Lacan considera a sua substituição do falasser, que encontramos aqui: “Daí

minha expressão falasser que virá substituir o ICS de Freud (inconsciente, é

assim que se lê): saia daí então, que eu quero ficar aí. Para dizer que o

inconsciente em Freud, quando ele o descobre (o que se descobre é de uma

vez só, mas depois da invenção é preciso fazer o inventário)”[13]. Lacan

considera aqui a sua contribuição do falasser ao inconsciente freudiano por

um uso irônico e singular da oposição, cara aos empiristas lógicos e a Karl

Popper, entre contexto de descoberta e contexto de justificação[14]. Essa

oposição epistemológica foi introduzida por um empirista lógico, Hans

Reichenbach em um conhecido texto de 1938, Les trois tâches de

l’épistémologie. O contexto da descoberta não era considerado por esse autor

como proveniente da filosofia das ciências, mas da psicologia e das

circunstâncias sociais, o contexto de justificação resultando apenas dos

argumentos utilizados para fazer aceitar a descoberta. O importante é que,

uma vez descoberta, trata-se de saber quais são os argumentos utilizados por

aquele que descobriu algo para fazer com que os outros o aceitem. O contexto

de justificação é este: como se justifica o que foi descoberto por motivos que

dependem de circunstâncias sociais, da psicologia do pesquisador e de tudo

mais que quisermos?

Isso não tem nenhuma importância sob o ponto de vista do empirismo

lógico, evidentemente. É o contrário para Lacan que, de sua parte, toma essa

oposição em um sentido neo-heideggeriano quando diz que quando se

descobre algo, é de uma só vez, de um só golpe. É da ordem do desvelamento,

e é repentino.
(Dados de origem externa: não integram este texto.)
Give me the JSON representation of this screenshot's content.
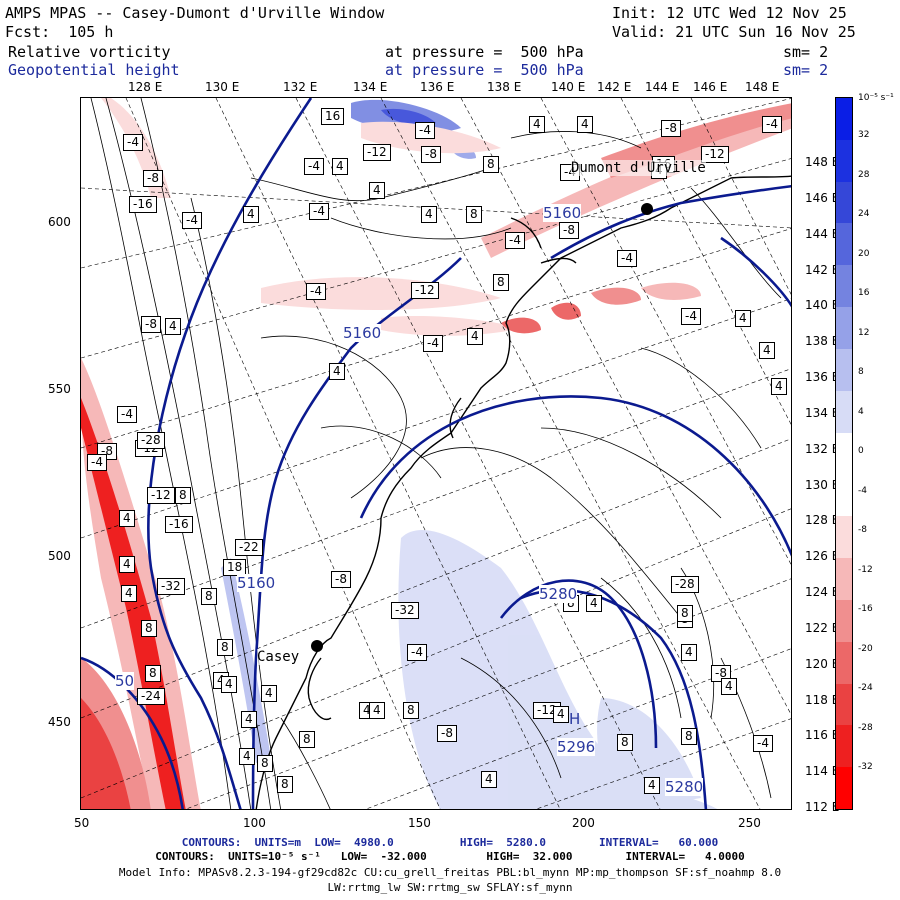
{
  "header": {
    "model": "AMPS MPAS -- Casey-Dumont d'Urville Window",
    "init": "Init: 12 UTC Wed 12 Nov 25",
    "fcst": "Fcst:  105 h",
    "valid": "Valid: 21 UTC Sun 16 Nov 25",
    "field1": "Relative vorticity",
    "field1_level": "at pressure =  500 hPa",
    "field1_sm": "sm= 2",
    "field2": "Geopotential height",
    "field2_level": "at pressure =  500 hPa",
    "field2_sm": "sm= 2"
  },
  "axes": {
    "x_ticks": [
      "50",
      "100",
      "150",
      "200",
      "250"
    ],
    "y_ticks": [
      "600",
      "550",
      "500",
      "450"
    ],
    "lon_top": [
      "128 E",
      "130 E",
      "132 E",
      "134 E",
      "136 E",
      "138 E",
      "140 E",
      "142 E",
      "144 E",
      "146 E",
      "148 E"
    ],
    "lat_right": [
      "148 E",
      "146 E",
      "144 E",
      "142 E",
      "140 E",
      "138 E",
      "136 E",
      "134 E",
      "132 E",
      "130 E",
      "128 E",
      "126 E",
      "124 E",
      "122 E",
      "120 E",
      "118 E",
      "116 E",
      "114 E",
      "112 E"
    ]
  },
  "colorbar": {
    "unit": "10⁻⁵ s⁻¹",
    "labels": [
      "32",
      "28",
      "24",
      "20",
      "16",
      "12",
      "8",
      "4",
      "0",
      "-4",
      "-8",
      "-12",
      "-16",
      "-20",
      "-24",
      "-28",
      "-32"
    ],
    "colors": [
      "#0a1ee6",
      "#1c31e0",
      "#3547d8",
      "#5566dc",
      "#7483e0",
      "#95a1e8",
      "#b7bfef",
      "#d7dcf6",
      "#ffffff",
      "#ffffff",
      "#fbdcdc",
      "#f6b8b8",
      "#f08f8f",
      "#ec6868",
      "#ea4242",
      "#ee2020",
      "#ff0000"
    ]
  },
  "map": {
    "stations": [
      "Casey",
      "Dumont d'Urville"
    ],
    "height_labels": [
      "5160",
      "5160",
      "5280",
      "5296",
      "5280",
      "5160",
      "50"
    ],
    "height_marks": [
      "H"
    ],
    "vort_labels": [
      "16",
      "-4",
      "4",
      "4",
      "-12",
      "-8",
      "-4",
      "8",
      "4",
      "4",
      "4",
      "8",
      "16",
      "-8",
      "-12",
      "-4",
      "4",
      "-4",
      "-4",
      "4",
      "-4",
      "-4",
      "-8",
      "-16",
      "-8",
      "4",
      "-4",
      "-4",
      "4",
      "-12",
      "8",
      "-4",
      "-8",
      "-4",
      "-4",
      "4",
      "4",
      "4",
      "4",
      "-4",
      "-8",
      "-12",
      "-4",
      "-28",
      "-12",
      "8",
      "4",
      "-16",
      "18",
      "4",
      "-22",
      "-8",
      "4",
      "-32",
      "8",
      "8",
      "-32",
      "-4",
      "8",
      "4",
      "-24",
      "8",
      "4",
      "-28",
      "8",
      "-12",
      "4",
      "-8",
      "8",
      "4",
      "-8",
      "4",
      "4",
      "8",
      "8",
      "4",
      "4",
      "4",
      "8",
      "8",
      "4",
      "8",
      "4",
      "8",
      "4",
      "4",
      "8",
      "-4"
    ]
  },
  "footer": {
    "line1_a": "CONTOURS:  UNITS=m  LOW=  4980.0",
    "line1_b": "HIGH=  5280.0",
    "line1_c": "INTERVAL=   60.000",
    "line2": "CONTOURS:  UNITS=10⁻⁵ s⁻¹   LOW=  -32.000         HIGH=  32.000        INTERVAL=   4.0000",
    "line3": "Model Info: MPASv8.2.3-194-gf29cd82c CU:cu_grell_freitas PBL:bl_mynn MP:mp_thompson SF:sf_noahmp 8.0",
    "line4": "LW:rrtmg_lw SW:rrtmg_sw SFLAY:sf_mynn"
  }
}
Não estava aí, está aí. É um golpe para Freud. Blink!, como

diriam os amantes dos processos neuronais. Em seguida, é preciso um tempo

mais longo para o inventário da invenção que aconteceu. O que foi

encontrado? Lacan coloca a oposição deste modo: “Para dizer que o

inconsciente, em Freud, quando ele o descobre (o que se descobre é de uma

vez só, mas depois da invenção é preciso fazer o inventário)”[15]. Ele

considera então que a única forma admissível de falar desse inconsciente

descoberto é dizer – ele justifica o inconsciente como – é “um saber enquanto

falado, como constitutivo do UOM”.

Essa sucessão, essa escansão é conforme ao que precede. De início o que

constitui o UOM, que é o trauma fora de sentido, que provoca um falar sem o

saber, depois o saber se deposita a partir dos equívocos do falado – falado

com “ado”, no passado. O laço do ser com o sentido é confirmado por essa

nova definição da fala. É a fala segundo o seminário Mais, ainda, aquela que é

enlaçada ao gozo, uma fala não plena de verdade, como no primeiro ensino de

Lacan, mas plena de gozo. Daí o fato de que Lacan diga no texto que lemos: “a

fala, é claro, define-se aí por ser o único lugar em que o ser tem um sentido”.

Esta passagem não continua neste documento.